Good Meat: The Complete Guide to Sourcing and Cooking Sustainable Meat
Eating sustainable meat—grass fed meat humanely raised by local farmers—can improve your health; protect our environment; and strengthen our farm communities.
These three simple truths form the heart of Deborah Krasner’s groundbreaking new book, Good Meat: The Complete Guide to Sourcing and Cooking Sustainable Meat (Stewart, Tabori & Chang; September 1, 2010; $40 /US; ISBN 978-1584798637). In the 400 pages of Good Meat, Deborah Krasner shows concerned consumers how to find, order, and prepare sustainably raised meat, thus making the vital connections among responsible agriculture, delicious food, good health, the environment, and every American dinner table. Now eating meat doesn’t have to be a guilty pleasure – good meat can be a positive choice for health, the environment, and satisfying eating.
In GoodMeat , Krasner, (a James Beard cookbook award winner), not only provides consumers with delicious recipes for cooking this leaner meat, but also encourages and facilitates direct purchasing from local farmers, because grass-fed and pastured meats are now available in every state of the union. This is the only book that gives consumers detailed, easy-to-follow directions for ordering whole, half, or quarter animals directly from the farm, enabling individuals (or groups such as meat CSA’s) to affordably purchase good meat in bulk. Using specially developed photographs and charts, and going part by part, Krasner explains systematically and clearly all the choices for using custom meat order forms called “cut sheets.” In addition, she provides an extensive list of sources for purchasing sustainable meat in smaller quantities.
About the Author
Deborah Krasner is a James Beard Award winning cookbook writer (The Flavors of Olive Oil ) and food professional living in Vermont. She hosts culinary vacations in Italy and Vermont that have been featured in GQ, Bon Appétit, and the Boston Globe. A nationally known kitchen designer, she created Marcella Hazan’s current kitchen in Longboat Key, Florida. Good Meat is her seventh book.

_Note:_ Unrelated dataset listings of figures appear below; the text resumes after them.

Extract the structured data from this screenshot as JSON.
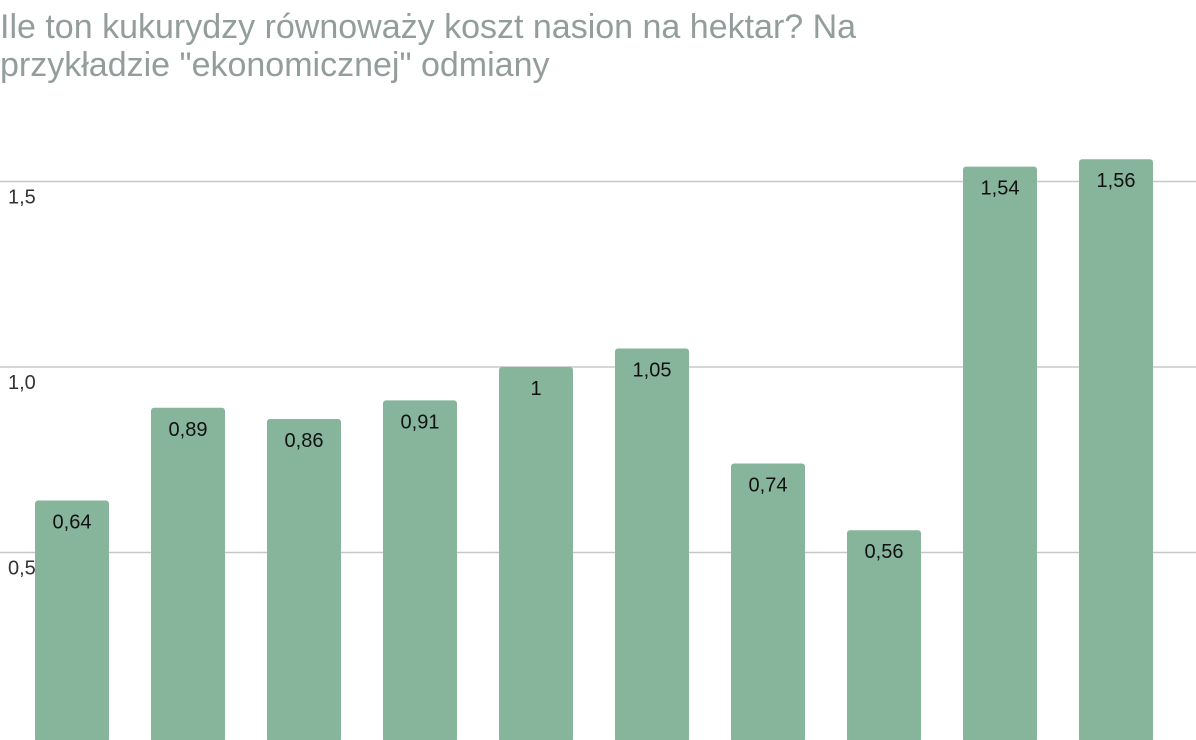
{
  "chart_data": {
    "type": "bar",
    "title": "Ile ton kukurydzy równoważy koszt nasion na hektar? Na przykładzie \"ekonomicznej\" odmiany",
    "title_lines": [
      "Ile ton kukurydzy równoważy koszt nasion na hektar? Na",
      "przykładzie \"ekonomicznej\" odmiany"
    ],
    "values": [
      0.64,
      0.89,
      0.86,
      0.91,
      1,
      1.05,
      0.74,
      0.56,
      1.54,
      1.56
    ],
    "value_labels": [
      "0,64",
      "0,89",
      "0,86",
      "0,91",
      "1",
      "1,05",
      "0,74",
      "0,56",
      "1,54",
      "1,56"
    ],
    "color": "#86b59c",
    "ylim": [
      0,
      2
    ],
    "yticks": [
      {
        "value": 0.5,
        "label": "0,5"
      },
      {
        "value": 1,
        "label": "1,0"
      },
      {
        "value": 1.5,
        "label": "1,5"
      }
    ],
    "grid": true
  }
}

Salt Seared Burger with Red Wine Reduction Sauce
Heating a well-seasoned cast-iron frying pan until hot and then shaking coarse sea salt on the surface is a fun thing to do because the salt starts to pop like popcorn as it heats. Put the meat in the pan as soon as you hear or see the first pop, and you’ll be guaranteed a great burger that’s seared crisp on the outside and is pink and juicy within. Just be sure to flip it as soon as it does not stick anymore—you don’t want to overcook the meat. It is easier to scrape up the browned bits and make the wine reduction sauce from a flat-bottomed pan that a ridged one.

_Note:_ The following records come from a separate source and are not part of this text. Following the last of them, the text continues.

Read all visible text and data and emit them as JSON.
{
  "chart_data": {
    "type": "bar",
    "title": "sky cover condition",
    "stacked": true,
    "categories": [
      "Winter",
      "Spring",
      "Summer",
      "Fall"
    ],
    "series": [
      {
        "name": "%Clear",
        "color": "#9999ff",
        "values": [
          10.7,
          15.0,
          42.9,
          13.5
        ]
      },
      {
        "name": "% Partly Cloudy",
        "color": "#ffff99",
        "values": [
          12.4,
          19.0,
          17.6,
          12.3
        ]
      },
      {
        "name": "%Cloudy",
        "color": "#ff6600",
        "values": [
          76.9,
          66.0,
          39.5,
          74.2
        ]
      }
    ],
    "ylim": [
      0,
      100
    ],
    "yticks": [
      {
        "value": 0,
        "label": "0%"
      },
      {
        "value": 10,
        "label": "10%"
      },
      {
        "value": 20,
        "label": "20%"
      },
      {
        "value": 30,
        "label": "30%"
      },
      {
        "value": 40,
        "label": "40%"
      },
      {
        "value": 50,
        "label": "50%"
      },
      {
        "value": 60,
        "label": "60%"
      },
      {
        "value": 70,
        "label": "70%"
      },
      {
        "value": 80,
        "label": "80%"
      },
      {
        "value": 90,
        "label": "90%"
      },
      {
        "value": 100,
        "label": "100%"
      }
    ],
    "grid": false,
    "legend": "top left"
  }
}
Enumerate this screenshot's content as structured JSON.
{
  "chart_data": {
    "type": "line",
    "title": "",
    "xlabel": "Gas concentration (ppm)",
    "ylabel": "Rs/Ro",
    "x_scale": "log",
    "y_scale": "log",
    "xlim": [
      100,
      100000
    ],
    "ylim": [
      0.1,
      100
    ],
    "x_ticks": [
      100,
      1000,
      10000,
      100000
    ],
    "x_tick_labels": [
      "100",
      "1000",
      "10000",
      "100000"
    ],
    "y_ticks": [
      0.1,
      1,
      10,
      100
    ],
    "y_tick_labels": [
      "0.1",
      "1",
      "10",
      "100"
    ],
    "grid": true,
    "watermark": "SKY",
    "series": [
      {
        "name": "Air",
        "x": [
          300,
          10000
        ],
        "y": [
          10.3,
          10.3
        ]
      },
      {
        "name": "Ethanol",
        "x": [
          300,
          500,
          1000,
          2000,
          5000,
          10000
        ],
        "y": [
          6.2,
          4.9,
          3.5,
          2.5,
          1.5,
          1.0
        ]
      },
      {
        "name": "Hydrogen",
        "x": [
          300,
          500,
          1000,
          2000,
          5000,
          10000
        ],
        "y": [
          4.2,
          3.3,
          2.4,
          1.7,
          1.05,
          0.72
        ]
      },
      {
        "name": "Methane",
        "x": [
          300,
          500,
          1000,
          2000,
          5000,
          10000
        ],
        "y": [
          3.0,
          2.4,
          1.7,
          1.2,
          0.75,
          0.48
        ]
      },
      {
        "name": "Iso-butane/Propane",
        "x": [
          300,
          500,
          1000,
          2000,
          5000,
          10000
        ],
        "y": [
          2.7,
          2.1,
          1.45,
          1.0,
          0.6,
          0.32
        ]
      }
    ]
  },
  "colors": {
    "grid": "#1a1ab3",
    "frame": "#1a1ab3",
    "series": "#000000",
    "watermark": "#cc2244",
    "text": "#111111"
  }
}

1 pound ground grass-fed beef
1 teaspoon coarse sea salt such as gray Atlantic or Celtic (for pan-searing only)
Freshly ground black pepper
½ cup red wine
1 tablespoon unsalted butter
Bring the meat to room temperature for about 30 minutes. Blot the surface of the meat dry when you take it out of its package. Form the meat into 4 burgers, slap-patting them firmly into shape. Use your thumb to make an indentation on the top center of each one.
Heat a dry, seasoned cast-iron frying pan or grill pan to hot over high heat. (For safety’s sake, have a big lid ready to smother flames in case of flare-ups.) Pour the salt into the pan, scattering it so that it loosely covers the surface. As soon as the salt begins to pop, turn on the exhaust fan and add the burgers. Cook for about 3 minutes per side over highest heat, flipping the burgers as soon as they do not stick and are browned. When the patties are done, put them on a plate to rest and shower them with black pepper to taste.

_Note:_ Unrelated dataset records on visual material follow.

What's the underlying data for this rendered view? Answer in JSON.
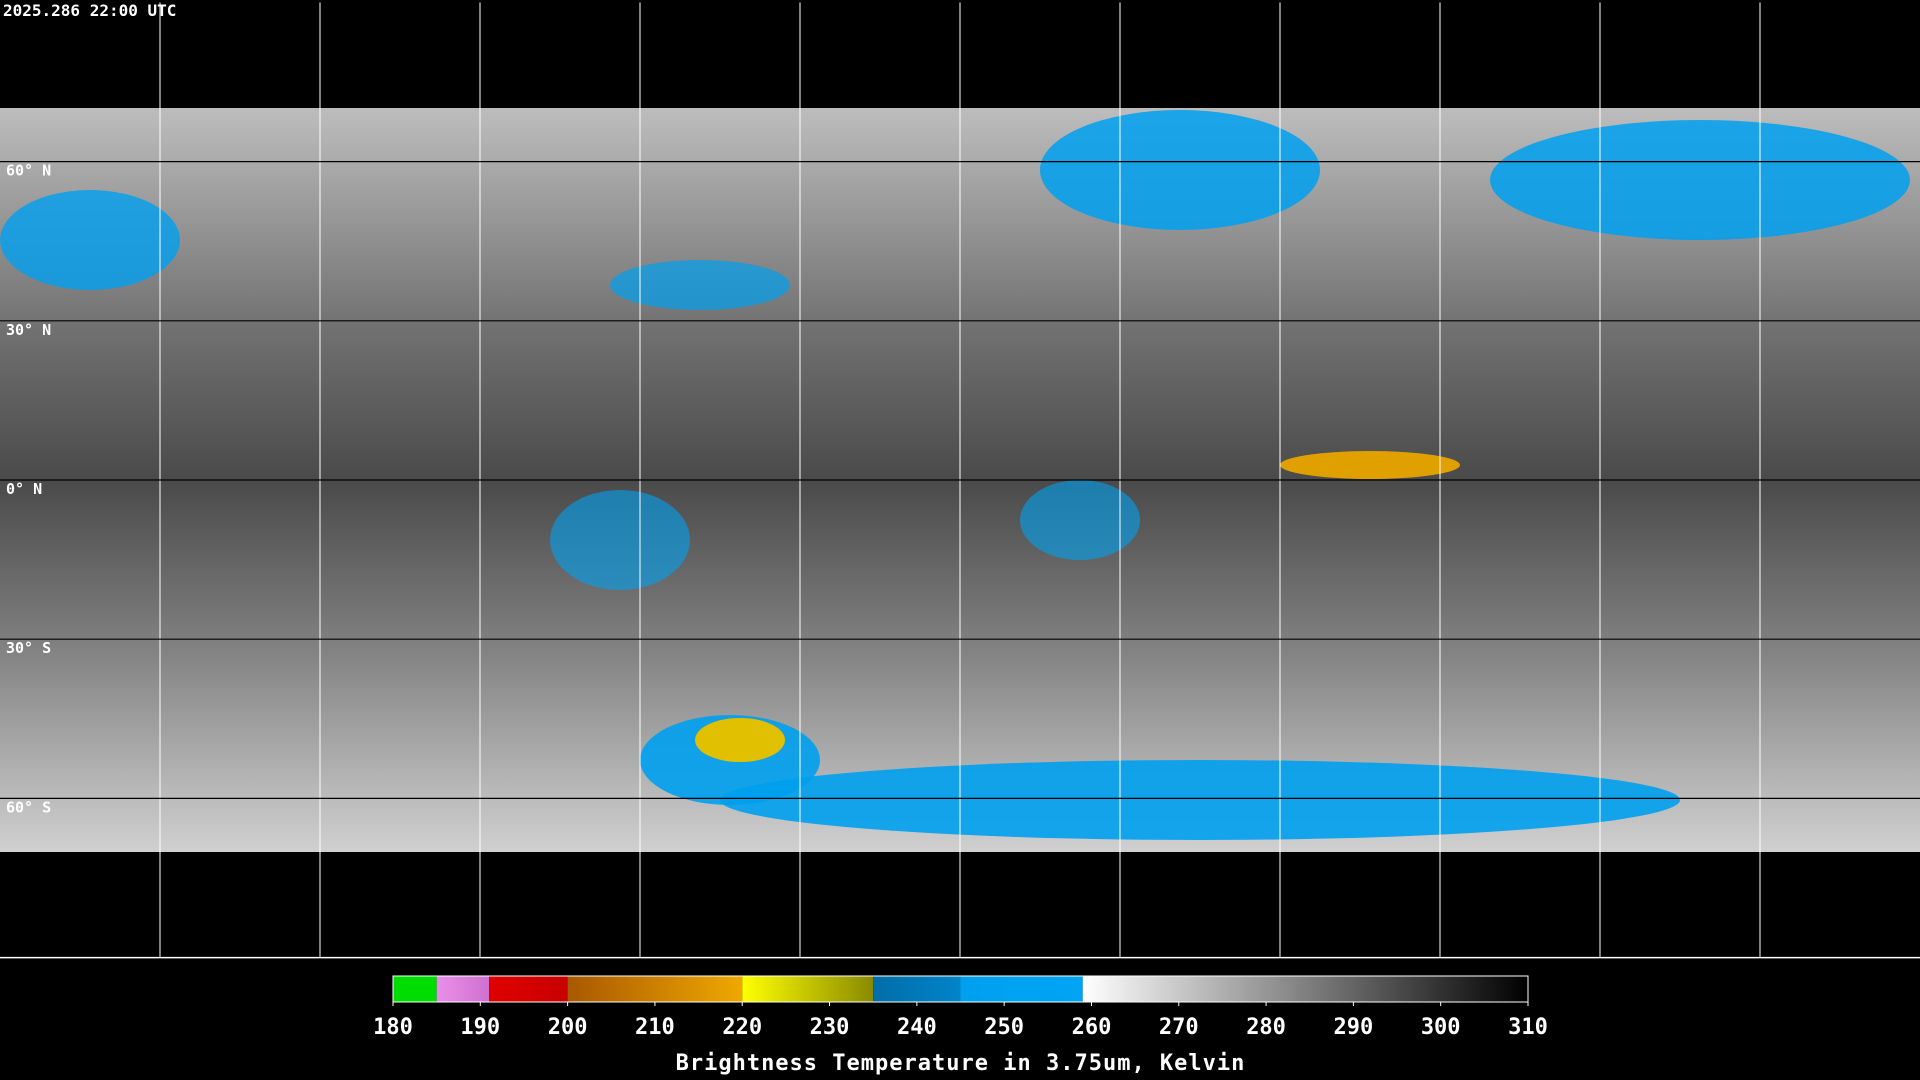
{
  "timestamp": "2025.286 22:00 UTC",
  "map": {
    "latitudes": [
      {
        "value": 60,
        "label": "60° N"
      },
      {
        "value": 30,
        "label": "30° N"
      },
      {
        "value": 0,
        "label": "0° N"
      },
      {
        "value": -30,
        "label": "30° S"
      },
      {
        "value": -60,
        "label": "60° S"
      }
    ],
    "longitudes": [
      -150,
      -120,
      -90,
      -60,
      -30,
      0,
      30,
      60,
      90,
      120,
      150
    ],
    "latlim": [
      90,
      -90
    ],
    "lonlim": [
      -180,
      180
    ]
  },
  "colorbar": {
    "title": "Brightness Temperature in 3.75um, Kelvin",
    "lim": [
      180,
      310
    ],
    "ticks": [
      180,
      190,
      200,
      210,
      220,
      230,
      240,
      250,
      260,
      270,
      280,
      290,
      300,
      310
    ],
    "segments": [
      {
        "from": 180,
        "to": 185,
        "color_from": "#00dd00",
        "color_to": "#00dd00"
      },
      {
        "from": 185,
        "to": 191,
        "color_from": "#e890e8",
        "color_to": "#d070d0"
      },
      {
        "from": 191,
        "to": 200,
        "color_from": "#e00000",
        "color_to": "#c80000"
      },
      {
        "from": 200,
        "to": 220,
        "color_from": "#a85800",
        "color_to": "#f0a800"
      },
      {
        "from": 220,
        "to": 235,
        "color_from": "#ffff00",
        "color_to": "#8a8a00"
      },
      {
        "from": 235,
        "to": 245,
        "color_from": "#006ea8",
        "color_to": "#0084c8"
      },
      {
        "from": 245,
        "to": 259,
        "color_from": "#00a0f0",
        "color_to": "#00a4f4"
      },
      {
        "from": 259,
        "to": 310,
        "color_from": "#ffffff",
        "color_to": "#000000"
      }
    ]
  }
}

Keeping the pot lid within reach in case the wine flames, pour the wine into the hot burger pan over medium heat. Using a wooden spatula, scrape the browned bits from the surface of the pan into the wine as it bubbles. Reduce the wine by half, to about ¼ cup, 3 to 5 minutes. Turn the heat to low and swirl in butter to blend. Pour this sauce over the burgers. Serve at once, either on a plate or on a bun or split hard roll.